Across the country, book challenges and bans have soared to the highest levels in decades. Public and school-based libraries have been inundated with complaints from community members and conservative organizations such as Moms for Liberty. Increasingly, lawmakers are considering new punishments — crippling lawsuits, hefty fines and even imprisonment — for distributing books some regard as inappropriate.
The trend comes as officials seek to define terms such as “obscene” and “harmful.” Many of the conflicts involve materials featuring racial and/or LGBTQ+ themes, such as Toni Morrison’s novel The Bluest Eye and Maia Kobabe’s memoir, Gender Queer. And while no librarian or educator has been jailed, the threat alone has led to more self-censorship.
Already this year, lawmakers in more than 15 states have introduced bills to impose harsh penalties on libraries or librarians.
Utah enacted legislation in March that empowers the state’s Attorney General to enforce a new system of challenging and removing “sensitive” books from school settings. The law also creates a panel to monitor compliance and violations.
Awaiting Idaho Gov. Brad Little’s signature is a bill that empowers local prosecutors to bring charges against public and school libraries if they don’t move “harmful” materials away from children.
“The laws are designed to limit or remove legal protections that libraries have had for decades,” says Deborah Caldwell-Stone, director of the American Library Association’s Office for Intellectual Freedom.
Since the early 1960s, institutions including schools, libraries and museums — as well as educators, librarians and other staffers who distribute materials to children — have largely been exempt from expensive lawsuits or potential criminal charges.
These protections began showing up in states as America grappled with standards surrounding obscenity, which was defined by the Supreme Court in 1973.
Ruling 5-4 in Miller v. California, the justices said obscene materials are not automatically protected by the First Amendment and offered three criteria that must be met for being labeled obscene: whether the work, taken as a whole, appeals to “prurient interest,” whether “the work depicts or describes, in a patently offensive way, sexual conduct specifically defined by the applicable state law,” and whether the work lacks “serious literary, artistic, political or scientific value.”
Eventually, almost every state adopted protections for educators, librarians and museum officials, among others who provide information to minors.
“Until recently, police and prosecutors were unable to pursue charges against public libraries over materials that make certain individuals uncomfortable. These exemptions have prevented spurious prosecutions of teachers over health and sexuality curriculum, art, theater and difficult subjects in English classes,” stated a 2023 report from EveryLibrary, a national political action committee that opposes censorship.

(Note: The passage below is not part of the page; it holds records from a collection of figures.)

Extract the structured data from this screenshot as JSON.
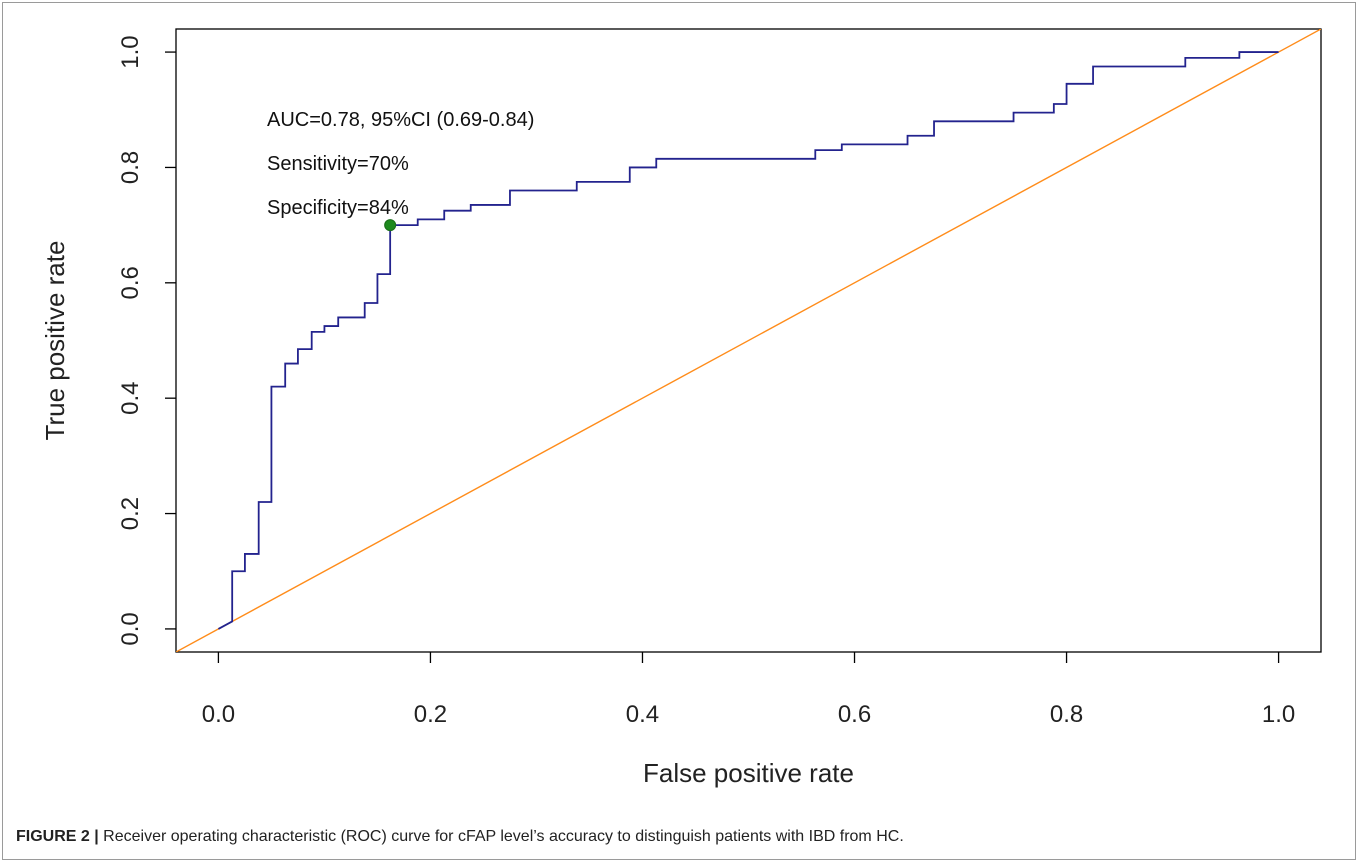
{
  "chart_data": {
    "type": "line",
    "xlabel": "False positive rate",
    "ylabel": "True positive rate",
    "xlim": [
      -0.04,
      1.04
    ],
    "ylim": [
      -0.04,
      1.04
    ],
    "x_ticks": [
      "0.0",
      "0.2",
      "0.4",
      "0.6",
      "0.8",
      "1.0"
    ],
    "y_ticks": [
      "0.0",
      "0.2",
      "0.4",
      "0.6",
      "0.8",
      "1.0"
    ],
    "grid": false,
    "annotations": [
      "AUC=0.78, 95%CI (0.69-0.84)",
      "Sensitivity=70%",
      "Specificity=84%"
    ],
    "series": [
      {
        "color": "#23238e",
        "style": "step",
        "x": [
          0.0,
          0.013,
          0.013,
          0.025,
          0.025,
          0.038,
          0.038,
          0.05,
          0.05,
          0.063,
          0.063,
          0.075,
          0.075,
          0.088,
          0.088,
          0.1,
          0.1,
          0.113,
          0.113,
          0.138,
          0.138,
          0.15,
          0.15,
          0.162,
          0.162,
          0.188,
          0.188,
          0.213,
          0.213,
          0.238,
          0.238,
          0.275,
          0.275,
          0.338,
          0.338,
          0.388,
          0.388,
          0.413,
          0.413,
          0.563,
          0.563,
          0.588,
          0.588,
          0.65,
          0.65,
          0.675,
          0.675,
          0.75,
          0.75,
          0.788,
          0.788,
          0.8,
          0.8,
          0.825,
          0.825,
          0.912,
          0.912,
          0.963,
          0.963,
          1.0
        ],
        "y": [
          0.0,
          0.013,
          0.1,
          0.1,
          0.13,
          0.13,
          0.22,
          0.22,
          0.42,
          0.42,
          0.46,
          0.46,
          0.485,
          0.485,
          0.515,
          0.515,
          0.525,
          0.525,
          0.54,
          0.54,
          0.565,
          0.565,
          0.615,
          0.615,
          0.7,
          0.7,
          0.71,
          0.71,
          0.725,
          0.725,
          0.735,
          0.735,
          0.76,
          0.76,
          0.775,
          0.775,
          0.8,
          0.8,
          0.815,
          0.815,
          0.83,
          0.83,
          0.84,
          0.84,
          0.855,
          0.855,
          0.88,
          0.88,
          0.895,
          0.895,
          0.91,
          0.91,
          0.945,
          0.945,
          0.975,
          0.975,
          0.99,
          0.99,
          1.0,
          1.0
        ]
      },
      {
        "color": "#ff8c1a",
        "style": "line",
        "x": [
          -0.04,
          1.04
        ],
        "y": [
          -0.04,
          1.04
        ]
      }
    ],
    "points": [
      {
        "x": 0.162,
        "y": 0.7,
        "color": "#1e8a1e"
      }
    ]
  },
  "caption": {
    "label": "FIGURE 2 |",
    "text": " Receiver operating characteristic (ROC) curve for cFAP level’s accuracy to distinguish patients with IBD from HC."
  }
}
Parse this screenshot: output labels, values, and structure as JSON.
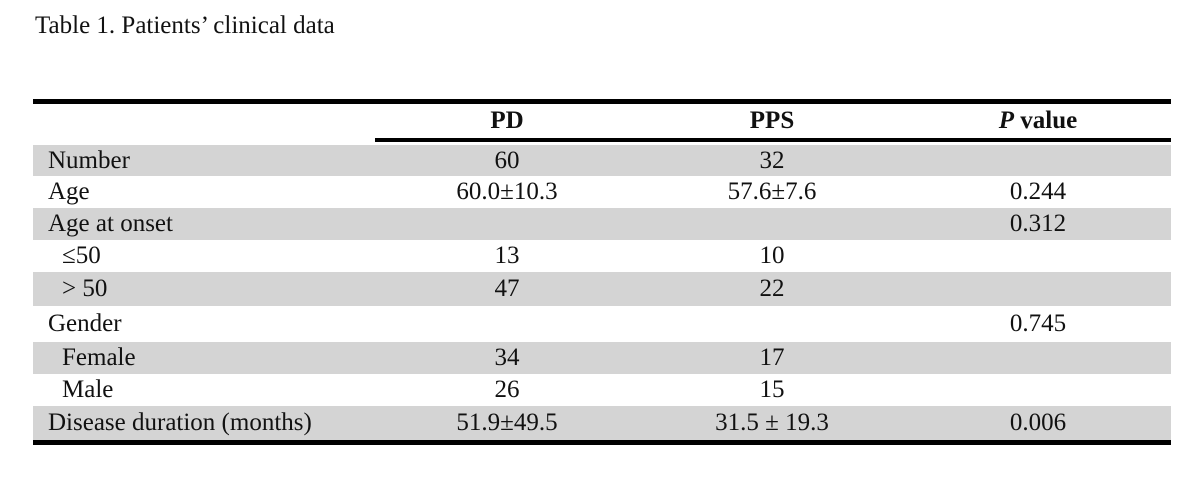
{
  "title": "Table 1. Patients’ clinical data",
  "table": {
    "header": [
      "PD",
      "PPS",
      {
        "italic": "P",
        "rest": " value"
      }
    ],
    "rows": [
      {
        "label": "Number",
        "cells": [
          "60",
          "32",
          null
        ]
      },
      {
        "label": "Age",
        "cells": [
          "60.0±10.3",
          "57.6±7.6",
          "0.244"
        ]
      },
      {
        "label": "Age at onset",
        "cells": [
          null,
          null,
          "0.312"
        ]
      },
      {
        "label": "≤50",
        "indent": true,
        "cells": [
          "13",
          "10",
          null
        ]
      },
      {
        "label": "> 50",
        "indent": true,
        "cells": [
          "47",
          "22",
          null
        ]
      },
      {
        "label": "Gender",
        "cells": [
          null,
          null,
          "0.745"
        ]
      },
      {
        "label": "Female",
        "indent": true,
        "cells": [
          "34",
          "17",
          null
        ]
      },
      {
        "label": "Male",
        "indent": true,
        "cells": [
          "26",
          "15",
          null
        ]
      },
      {
        "label": "Disease duration (months)",
        "cells": [
          "51.9±49.5",
          "31.5 ± 19.3",
          "0.006"
        ]
      }
    ]
  }
}
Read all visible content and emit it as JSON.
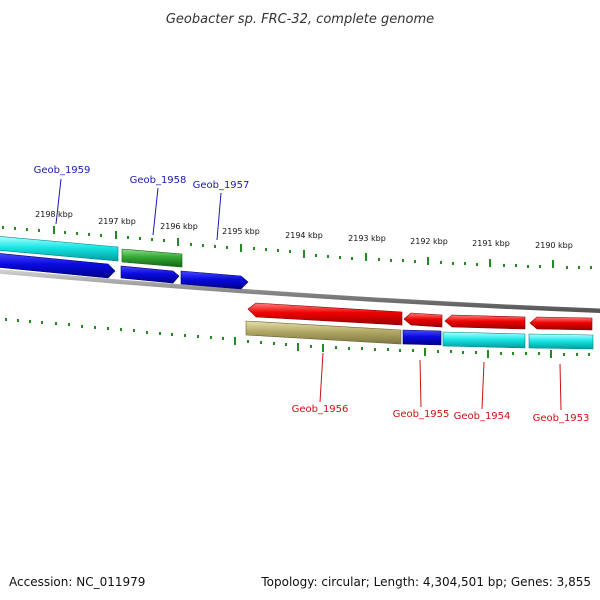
{
  "title": "Geobacter sp. FRC-32, complete genome",
  "footer": {
    "accession": "Accession: NC_011979",
    "summary": "Topology: circular; Length: 4,304,501 bp; Genes: 3,855"
  },
  "ticks": [
    "2198 kbp",
    "2197 kbp",
    "2196 kbp",
    "2195 kbp",
    "2194 kbp",
    "2193 kbp",
    "2192 kbp",
    "2191 kbp",
    "2190 kbp"
  ],
  "genes": [
    {
      "label": "Geob_1959",
      "strand": "forward",
      "color": "#1a1aaa"
    },
    {
      "label": "Geob_1958",
      "strand": "forward",
      "color": "#1a1aaa"
    },
    {
      "label": "Geob_1957",
      "strand": "forward",
      "color": "#1a1aaa"
    },
    {
      "label": "Geob_1956",
      "strand": "reverse",
      "color": "#cc1111"
    },
    {
      "label": "Geob_1955",
      "strand": "reverse",
      "color": "#cc1111"
    },
    {
      "label": "Geob_1954",
      "strand": "reverse",
      "color": "#cc1111"
    },
    {
      "label": "Geob_1953",
      "strand": "reverse",
      "color": "#cc1111"
    }
  ],
  "colors": {
    "forward_cds": "#0a0ae0",
    "reverse_cds": "#ee0000",
    "rna_cyan": "#00e5e5",
    "rna_green": "#33a833",
    "other_khaki": "#b3aa66",
    "backbone": "#8a8a8a",
    "tick_green": "#228b22"
  }
}
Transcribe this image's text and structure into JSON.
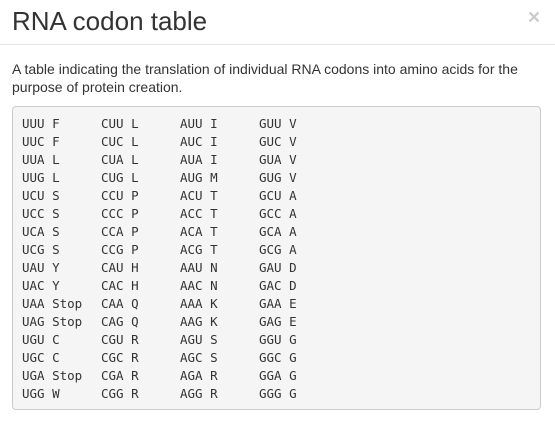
{
  "modal": {
    "title": "RNA codon table",
    "close_label": "×",
    "description": "A table indicating the translation of individual RNA codons into amino acids for the purpose of protein creation."
  },
  "codon_table": {
    "rows": [
      [
        "UUU F",
        "CUU L",
        "AUU I",
        "GUU V"
      ],
      [
        "UUC F",
        "CUC L",
        "AUC I",
        "GUC V"
      ],
      [
        "UUA L",
        "CUA L",
        "AUA I",
        "GUA V"
      ],
      [
        "UUG L",
        "CUG L",
        "AUG M",
        "GUG V"
      ],
      [
        "UCU S",
        "CCU P",
        "ACU T",
        "GCU A"
      ],
      [
        "UCC S",
        "CCC P",
        "ACC T",
        "GCC A"
      ],
      [
        "UCA S",
        "CCA P",
        "ACA T",
        "GCA A"
      ],
      [
        "UCG S",
        "CCG P",
        "ACG T",
        "GCG A"
      ],
      [
        "UAU Y",
        "CAU H",
        "AAU N",
        "GAU D"
      ],
      [
        "UAC Y",
        "CAC H",
        "AAC N",
        "GAC D"
      ],
      [
        "UAA Stop",
        "CAA Q",
        "AAA K",
        "GAA E"
      ],
      [
        "UAG Stop",
        "CAG Q",
        "AAG K",
        "GAG E"
      ],
      [
        "UGU C",
        "CGU R",
        "AGU S",
        "GGU G"
      ],
      [
        "UGC C",
        "CGC R",
        "AGC S",
        "GGC G"
      ],
      [
        "UGA Stop",
        "CGA R",
        "AGA R",
        "GGA G"
      ],
      [
        "UGG W",
        "CGG R",
        "AGG R",
        "GGG G"
      ]
    ]
  }
}
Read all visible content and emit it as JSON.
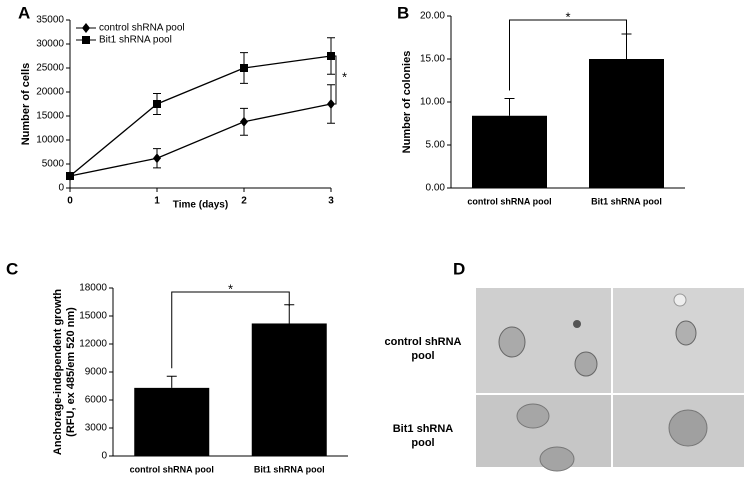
{
  "chart_data": [
    {
      "type": "line",
      "label": "A",
      "xlabel": "Time (days)",
      "ylabel": "Number of cells",
      "x": [
        0,
        1,
        2,
        3
      ],
      "xlim": [
        0,
        3
      ],
      "xticks": [
        0,
        1,
        2,
        3
      ],
      "ylim": [
        0,
        35000
      ],
      "yticks": [
        0,
        5000,
        10000,
        15000,
        20000,
        25000,
        30000,
        35000
      ],
      "series": [
        {
          "name": "control shRNA pool",
          "color": "#000000",
          "marker": "diamond",
          "values": [
            2500,
            6200,
            13800,
            17500
          ],
          "errors": [
            300,
            2000,
            2800,
            4000
          ]
        },
        {
          "name": "Bit1 shRNA pool",
          "color": "#000000",
          "marker": "square",
          "values": [
            2500,
            17500,
            25000,
            27500
          ],
          "errors": [
            300,
            2200,
            3200,
            3800
          ]
        }
      ],
      "legend": "top-left",
      "annotation": "*"
    },
    {
      "type": "bar",
      "label": "B",
      "ylabel": "Number of colonies",
      "categories": [
        "control shRNA pool",
        "Bit1 shRNA pool"
      ],
      "values": [
        8.4,
        15.0
      ],
      "errors": [
        2.0,
        2.9
      ],
      "color": "#000000",
      "ylim": [
        0,
        20
      ],
      "yticks": [
        {
          "value": 0,
          "label": "0.00"
        },
        {
          "value": 5,
          "label": "5.00"
        },
        {
          "value": 10,
          "label": "10.00"
        },
        {
          "value": 15,
          "label": "15.00"
        },
        {
          "value": 20,
          "label": "20.00"
        }
      ],
      "annotation": "*"
    },
    {
      "type": "bar",
      "label": "C",
      "ylabel": [
        "Anchorage-independent growth",
        "(RFU, ex 485/em 520 nm)"
      ],
      "categories": [
        "control shRNA pool",
        "Bit1 shRNA pool"
      ],
      "values": [
        7300,
        14200
      ],
      "errors": [
        1250,
        2000
      ],
      "color": "#000000",
      "ylim": [
        0,
        18000
      ],
      "yticks": [
        0,
        3000,
        6000,
        9000,
        12000,
        15000,
        18000
      ],
      "annotation": "*"
    }
  ],
  "panel_d": {
    "label": "D",
    "rows": [
      [
        "control shRNA",
        "pool"
      ],
      [
        "Bit1 shRNA",
        "pool"
      ]
    ]
  }
}
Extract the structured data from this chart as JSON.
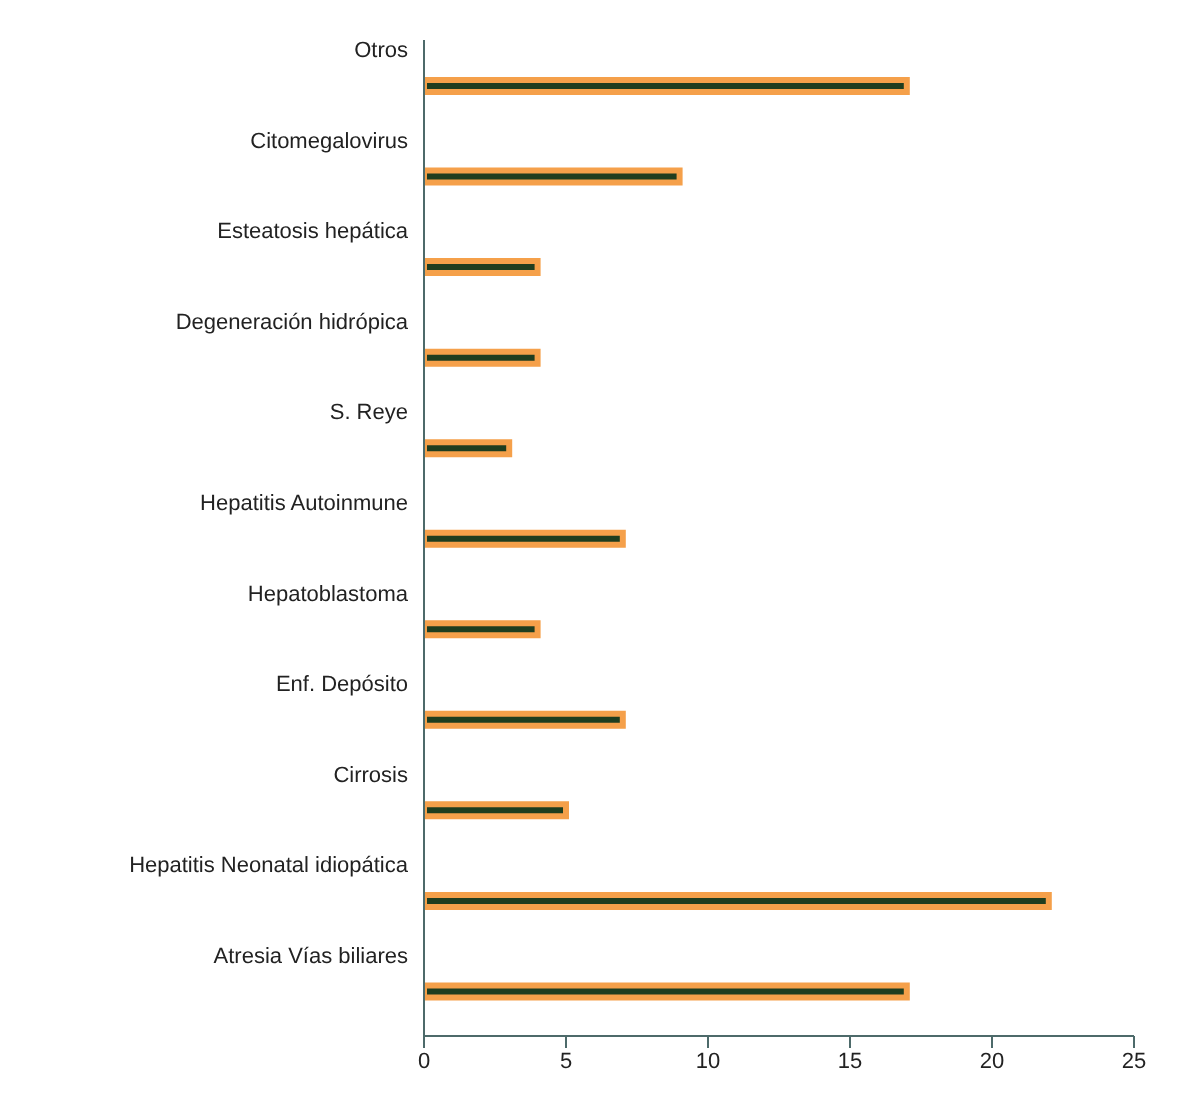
{
  "chart_data": {
    "type": "bar",
    "orientation": "horizontal",
    "categories": [
      "Otros",
      "Citomegalovirus",
      "Esteatosis hepática",
      "Degeneración hidrópica",
      "S. Reye",
      "Hepatitis Autoinmune",
      "Hepatoblastoma",
      "Enf. Depósito",
      "Cirrosis",
      "Hepatitis Neonatal idiopática",
      "Atresia Vías biliares"
    ],
    "values": [
      17,
      9,
      4,
      4,
      3,
      7,
      4,
      7,
      5,
      22,
      17
    ],
    "color": "#1f3d1f",
    "xlim": [
      0,
      25
    ],
    "xticks": [
      0,
      5,
      10,
      15,
      20,
      25
    ],
    "grid": false,
    "legend": false
  }
}
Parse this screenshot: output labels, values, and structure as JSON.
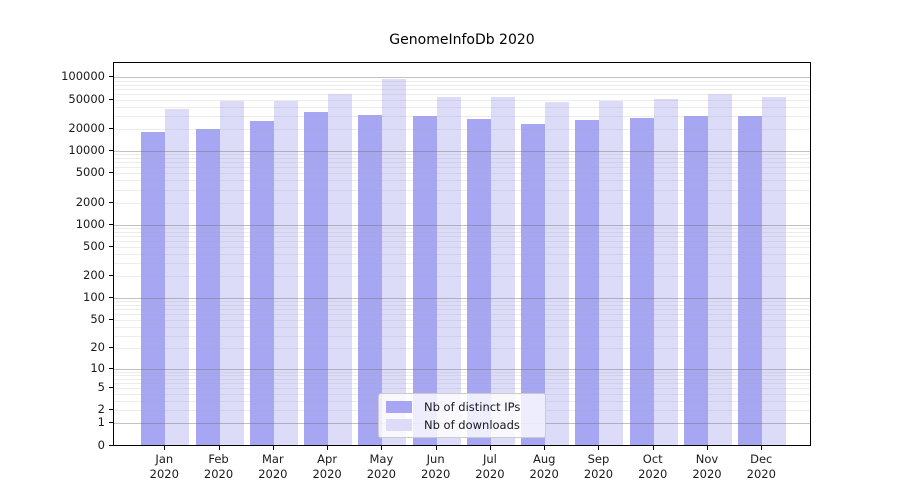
{
  "title": "GenomeInfoDb 2020",
  "chart_data": {
    "type": "bar",
    "title": "GenomeInfoDb 2020",
    "categories": [
      "Jan 2020",
      "Feb 2020",
      "Mar 2020",
      "Apr 2020",
      "May 2020",
      "Jun 2020",
      "Jul 2020",
      "Aug 2020",
      "Sep 2020",
      "Oct 2020",
      "Nov 2020",
      "Dec 2020"
    ],
    "series": [
      {
        "name": "Nb of distinct IPs",
        "color": "#a6a6f2",
        "values": [
          17900,
          20100,
          25300,
          33500,
          30800,
          29600,
          27500,
          23700,
          26600,
          28400,
          29900,
          29900
        ]
      },
      {
        "name": "Nb of downloads",
        "color": "#dcdcf8",
        "values": [
          37000,
          48200,
          48400,
          58800,
          94800,
          54700,
          54000,
          45800,
          47700,
          51400,
          59300,
          54700
        ]
      }
    ],
    "xlabel": "",
    "ylabel": "",
    "y_scale": "log10(1+v)",
    "y_tick_values": [
      0,
      1,
      2,
      5,
      10,
      20,
      50,
      100,
      200,
      500,
      1000,
      2000,
      5000,
      10000,
      20000,
      50000,
      100000
    ],
    "ylim": [
      0,
      130000
    ],
    "grid": "major and minor horizontal gridlines, drawn over bars",
    "legend_position": "lower center",
    "colors": {
      "spine": "#000000",
      "major_grid": "#c9c9c9",
      "minor_grid": "#ebebeb",
      "background": "#ffffff"
    }
  }
}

Some Republicans are seeking penalties and restrictions that would apply nationwide. Referring to “pornography” in the foreword to Project 2025, the Heritage Foundation’s blueprint for a possible second Donald Trump administration, the right-wing group’s president, Kevin Roberts, wrote that the “people who produce and distribute it should be imprisoned. Educators and public librarians who purvey it should be classed as registered sex offenders.”
Indiana lawmakers stripped away “educational purposes” as a defense for school librarians and educators charged with giving minors “obscene” or “harmful” material — felonies punishable by up to 2½ years in jail and $10,000 in fines. The law also requires public catalogs of what’s in each school library and systems for responding to complaints.
Indiana’s law took effect Jan. 1. It’s likely a matter of when — not if — a lawsuit is filed, and the anxiety has created a chilling effect.
“It’s putting fear into some people. It’s very scary,” said Diane Rogers, a school librarian who serves as president of the Indiana Library Federation. “If you’re a licensed teacher, just being charged with a felony potentially gets rid of your license even if you’re found innocent. That’s a very serious thing.”